Thanks for the question.
It's hard to say, because you could have a case starting in provincial law on government action and it's not funded, but we don't know where that case will go or what implications it will have. Take, for example, an administrative tribunal in Ontario. A charter issue arises, they rule on it, and it goes through some Ontario courts at the lower level. But then a B.C. court picks up on that decision and uses it. Now you have two decisions deciding, and it might set a national standard. You've basically set in stone a principle or a precedent, and there hasn't been an opportunity for that disadvantaged group to inject an interest at that first stage.
I don't know how you'd be able to say that this one or that one will have national implications. On that ground, practically it's hard to know, and on principle, the charter is meant to be a check on government action. It is not meant to be a check on federal government action. It is meant to be a check on all government action. That is why we think it should apply to both federal and provincial law and action.

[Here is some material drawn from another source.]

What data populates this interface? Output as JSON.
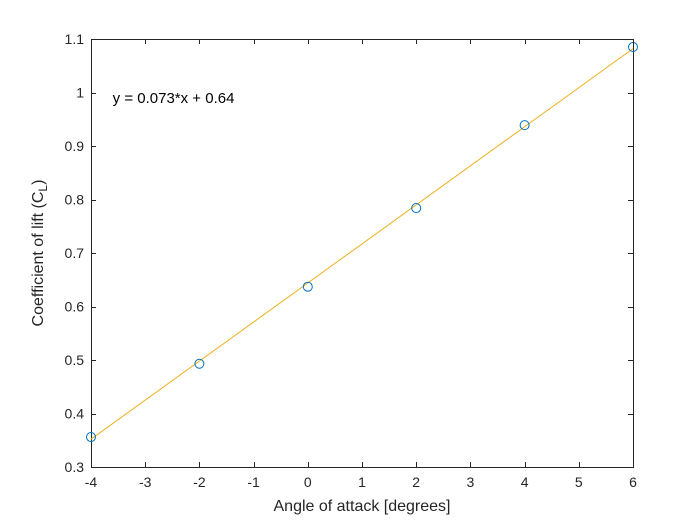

Knowing that obviously there are political complexities in terms of how you roll it out and all of that, certainly we were happy to work with you in doing that. But I think as a first principle, yes, it should. How do we get to the point where we design a program that does, and where you don't ruffle too many provincial feathers and they're on board? That needs to be thought out for sure, but it doesn't dilute from the principle.
If I may take one second to address Ms. Levesque's point, I fully concur with her. I don't want to be misunderstood. Section 7 should be focused on assisting those who are disadvantaged. Our whole position is on disadvantage.